Neural field models are commonly used to describe wave propagation and bump attractors at a tissue level in the brain. Although motivated by biology, these models are phenomenological in nature. They are built on the assumption that the neural tissue operates in a near synchronous regime, and hence, cannot account for changes in the underlying synchrony of patterns. It is customary to use spiking neural network models when examining within population synchronization. Unfortunately, these high-dimensional models are notoriously hard to obtain insight from. In this paper, we consider a network of θ-neurons, which has recently been shown to admit an exact mean-field description in the absence of a spatial component. We show that the inclusion of space and a realistic synapse model leads to a reduced model that has many of the features of a standard neural field model coupled to a further dynamical equation that describes the evolution of network synchrony. Both Turing instability analysis and numerical continuation software are used to explore the existence and stability of spatiotemporal patterns in the system. In particular, we show that this new model can support states above and beyond those seen in a standard neural field model. These states are typified by structures within bumps and waves showing the dynamic evolution of population synchrony.
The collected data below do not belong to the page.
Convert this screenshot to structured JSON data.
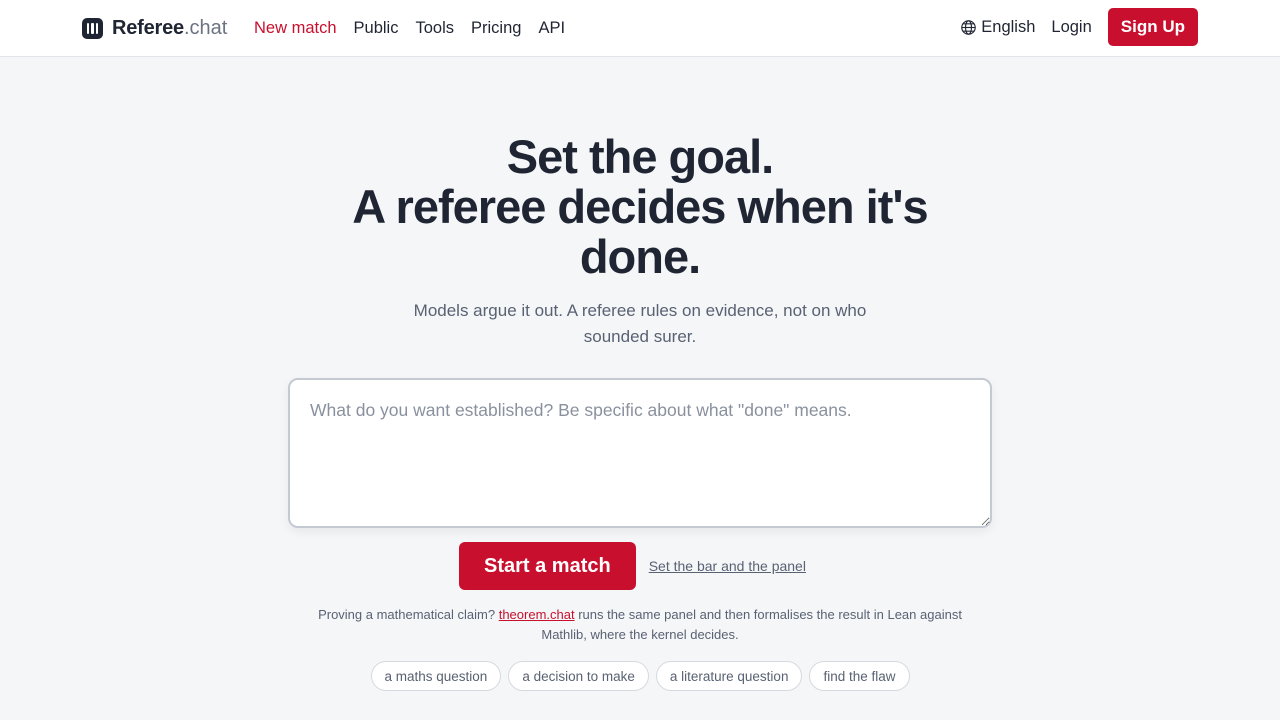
{
  "brand": {
    "name": "Referee",
    "tld": ".chat",
    "icon": "brand-logo-icon"
  },
  "nav": [
    {
      "label": "New match",
      "active": true
    },
    {
      "label": "Public",
      "active": false
    },
    {
      "label": "Tools",
      "active": false
    },
    {
      "label": "Pricing",
      "active": false
    },
    {
      "label": "API",
      "active": false
    }
  ],
  "header_right": {
    "language": "English",
    "language_icon": "globe-icon",
    "login": "Login",
    "signup": "Sign Up"
  },
  "hero": {
    "title_lines": [
      "Set the goal.",
      "A referee decides when it's",
      "done."
    ],
    "subtitle": "Models argue it out. A referee rules on evidence, not on who sounded surer."
  },
  "composer": {
    "placeholder": "What do you want established? Be specific about what \"done\" means.",
    "value": ""
  },
  "actions": {
    "start": "Start a match",
    "settings_link": "Set the bar and the panel"
  },
  "note": {
    "before": "Proving a mathematical claim? ",
    "link": "theorem.chat",
    "after": " runs the same panel and then formalises the result in Lean against Mathlib, where the kernel decides."
  },
  "chips": [
    "a maths question",
    "a decision to make",
    "a literature question",
    "find the flaw"
  ],
  "colors": {
    "accent": "#c8102e",
    "text": "#1f2533",
    "muted": "#596273",
    "background": "#f5f6f8"
  }
}
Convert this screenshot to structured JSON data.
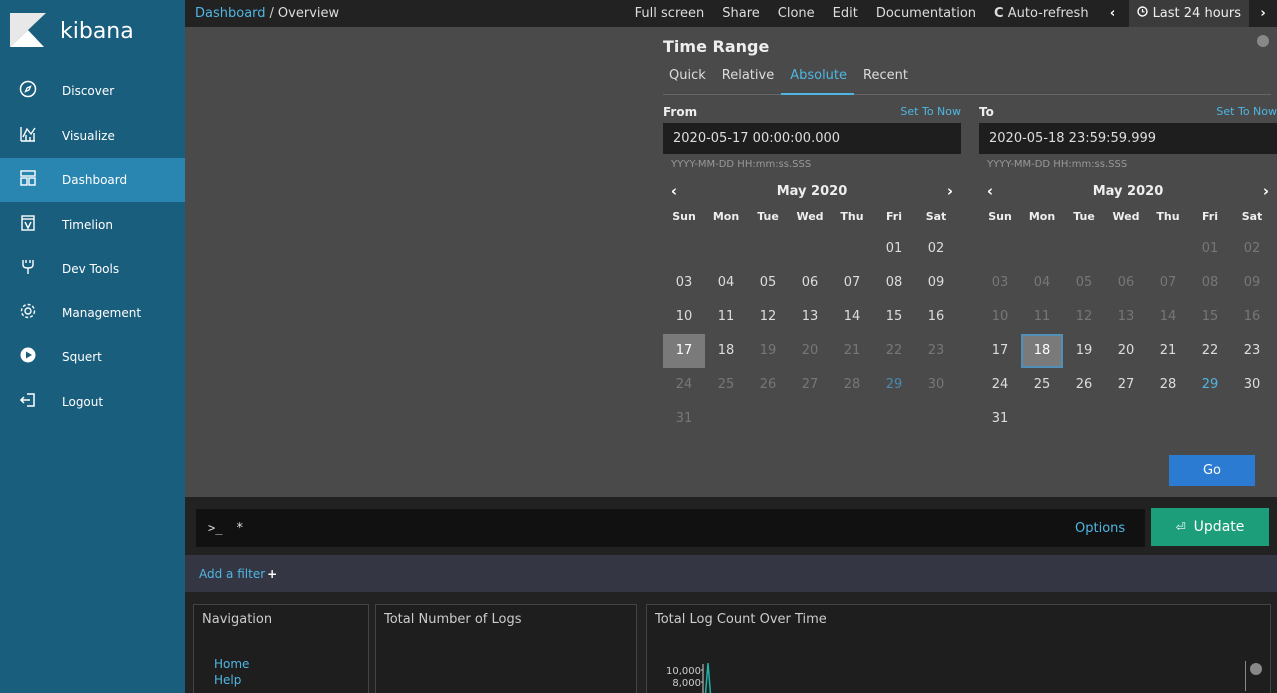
{
  "sidebar": {
    "brand": "kibana",
    "items": [
      {
        "label": "Discover",
        "icon": "compass-icon"
      },
      {
        "label": "Visualize",
        "icon": "chart-icon"
      },
      {
        "label": "Dashboard",
        "icon": "dashboard-icon"
      },
      {
        "label": "Timelion",
        "icon": "timelion-icon"
      },
      {
        "label": "Dev Tools",
        "icon": "wrench-icon"
      },
      {
        "label": "Management",
        "icon": "gear-icon"
      },
      {
        "label": "Squert",
        "icon": "play-icon"
      },
      {
        "label": "Logout",
        "icon": "logout-icon"
      }
    ],
    "active": "Dashboard"
  },
  "topbar": {
    "breadcrumb_link": "Dashboard",
    "breadcrumb_sep": "/",
    "breadcrumb_current": "Overview",
    "full_screen": "Full screen",
    "share": "Share",
    "clone": "Clone",
    "edit": "Edit",
    "documentation": "Documentation",
    "auto_refresh": "Auto-refresh",
    "time_label": "Last 24 hours"
  },
  "time_range": {
    "title": "Time Range",
    "tabs": [
      "Quick",
      "Relative",
      "Absolute",
      "Recent"
    ],
    "active_tab": "Absolute",
    "from": {
      "label": "From",
      "set_to_now": "Set To Now",
      "value": "2020-05-17 00:00:00.000",
      "format": "YYYY-MM-DD HH:mm:ss.SSS",
      "month": "May 2020",
      "selected": "17"
    },
    "to": {
      "label": "To",
      "set_to_now": "Set To Now",
      "value": "2020-05-18 23:59:59.999",
      "format": "YYYY-MM-DD HH:mm:ss.SSS",
      "month": "May 2020",
      "selected": "18"
    },
    "weekdays": [
      "Sun",
      "Mon",
      "Tue",
      "Wed",
      "Thu",
      "Fri",
      "Sat"
    ],
    "go": "Go"
  },
  "query": {
    "prompt": ">_",
    "value": "*",
    "options": "Options",
    "update": "Update"
  },
  "filter": {
    "add_filter": "Add a filter"
  },
  "dashboard": {
    "panels": [
      {
        "title": "Navigation",
        "links": [
          "Home",
          "Help"
        ]
      },
      {
        "title": "Total Number of Logs"
      },
      {
        "title": "Total Log Count Over Time"
      }
    ],
    "chart_data": {
      "type": "line",
      "y_ticks": [
        "10,000",
        "8,000"
      ]
    }
  },
  "colors": {
    "sidebar_bg": "#1a5e7e",
    "sidebar_active": "#2986b0",
    "link": "#4fb6e3",
    "go_button": "#2a7bd1",
    "update_button": "#1c9e7b",
    "chart_line": "#1fb3a8"
  }
}
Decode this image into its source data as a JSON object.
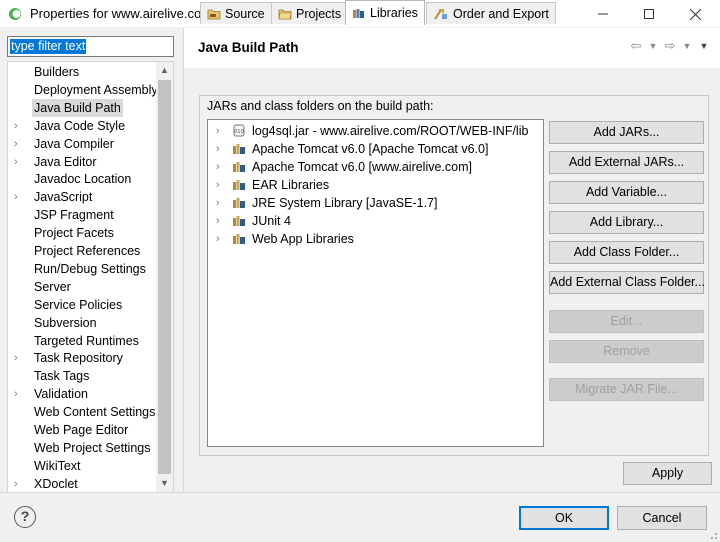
{
  "window": {
    "title": "Properties for www.airelive.com"
  },
  "filter": {
    "value": "type filter text"
  },
  "tree": [
    {
      "label": "Builders",
      "arrow": false,
      "selected": false
    },
    {
      "label": "Deployment Assembly",
      "arrow": false,
      "selected": false
    },
    {
      "label": "Java Build Path",
      "arrow": false,
      "selected": true
    },
    {
      "label": "Java Code Style",
      "arrow": true,
      "selected": false
    },
    {
      "label": "Java Compiler",
      "arrow": true,
      "selected": false
    },
    {
      "label": "Java Editor",
      "arrow": true,
      "selected": false
    },
    {
      "label": "Javadoc Location",
      "arrow": false,
      "selected": false
    },
    {
      "label": "JavaScript",
      "arrow": true,
      "selected": false
    },
    {
      "label": "JSP Fragment",
      "arrow": false,
      "selected": false
    },
    {
      "label": "Project Facets",
      "arrow": false,
      "selected": false
    },
    {
      "label": "Project References",
      "arrow": false,
      "selected": false
    },
    {
      "label": "Run/Debug Settings",
      "arrow": false,
      "selected": false
    },
    {
      "label": "Server",
      "arrow": false,
      "selected": false
    },
    {
      "label": "Service Policies",
      "arrow": false,
      "selected": false
    },
    {
      "label": "Subversion",
      "arrow": false,
      "selected": false
    },
    {
      "label": "Targeted Runtimes",
      "arrow": false,
      "selected": false
    },
    {
      "label": "Task Repository",
      "arrow": true,
      "selected": false
    },
    {
      "label": "Task Tags",
      "arrow": false,
      "selected": false
    },
    {
      "label": "Validation",
      "arrow": true,
      "selected": false
    },
    {
      "label": "Web Content Settings",
      "arrow": false,
      "selected": false
    },
    {
      "label": "Web Page Editor",
      "arrow": false,
      "selected": false
    },
    {
      "label": "Web Project Settings",
      "arrow": false,
      "selected": false
    },
    {
      "label": "WikiText",
      "arrow": false,
      "selected": false
    },
    {
      "label": "XDoclet",
      "arrow": true,
      "selected": false
    }
  ],
  "page": {
    "title": "Java Build Path"
  },
  "tabs": [
    {
      "label": "Source",
      "icon": "source-folder-icon",
      "active": false
    },
    {
      "label": "Projects",
      "icon": "project-folder-icon",
      "active": false
    },
    {
      "label": "Libraries",
      "icon": "libraries-icon",
      "active": true
    },
    {
      "label": "Order and Export",
      "icon": "order-export-icon",
      "active": false
    }
  ],
  "libraries": {
    "heading": "JARs and class folders on the build path:",
    "items": [
      {
        "label": "log4sql.jar - www.airelive.com/ROOT/WEB-INF/lib",
        "icon": "jar-icon"
      },
      {
        "label": "Apache Tomcat v6.0 [Apache Tomcat v6.0]",
        "icon": "library-icon"
      },
      {
        "label": "Apache Tomcat v6.0 [www.airelive.com]",
        "icon": "library-icon"
      },
      {
        "label": "EAR Libraries",
        "icon": "library-icon"
      },
      {
        "label": "JRE System Library [JavaSE-1.7]",
        "icon": "library-icon"
      },
      {
        "label": "JUnit 4",
        "icon": "library-icon"
      },
      {
        "label": "Web App Libraries",
        "icon": "library-icon"
      }
    ]
  },
  "buttons": {
    "add_jars": "Add JARs...",
    "add_external_jars": "Add External JARs...",
    "add_variable": "Add Variable...",
    "add_library": "Add Library...",
    "add_class_folder": "Add Class Folder...",
    "add_external_class_folder": "Add External Class Folder...",
    "edit": "Edit...",
    "remove": "Remove",
    "migrate_jar": "Migrate JAR File...",
    "apply": "Apply",
    "ok": "OK",
    "cancel": "Cancel",
    "help": "?"
  }
}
神经场模型常用于描述大脑组织层面的波传播和凸起吸引子。尽管这些模型是受生物学启发的,但它们本质上是唯象的。它们基于这样的假设,即神经组织在近同步状态下运行,因此无法解释潜在同步模式的变化。在研究群体内同步时,通常使用尖峰神经网络模型。然而,这些高维模型很难提供深入的见解。在本文中,我们考虑了一个θ神经元网络,最近的研究表明,在没有空间成分的情况下,该网络可以得到精确的平均场描述。我们表明,包含空间和现实的突触模型会导致一个简化模型,该模型具有许多标准神经场模型的特征,此外还有一个进一步的动力学方程,描述了网络同步的演化。我们使用图灵不稳定性分析和数值连续软件来探索系统中时空模式的存在和稳定性。特别是,我们表明这个新模型可以支持超出标准神经场模型的状态。这些状态的特点是凸起和波内的结构显示了群体同步的动态演化。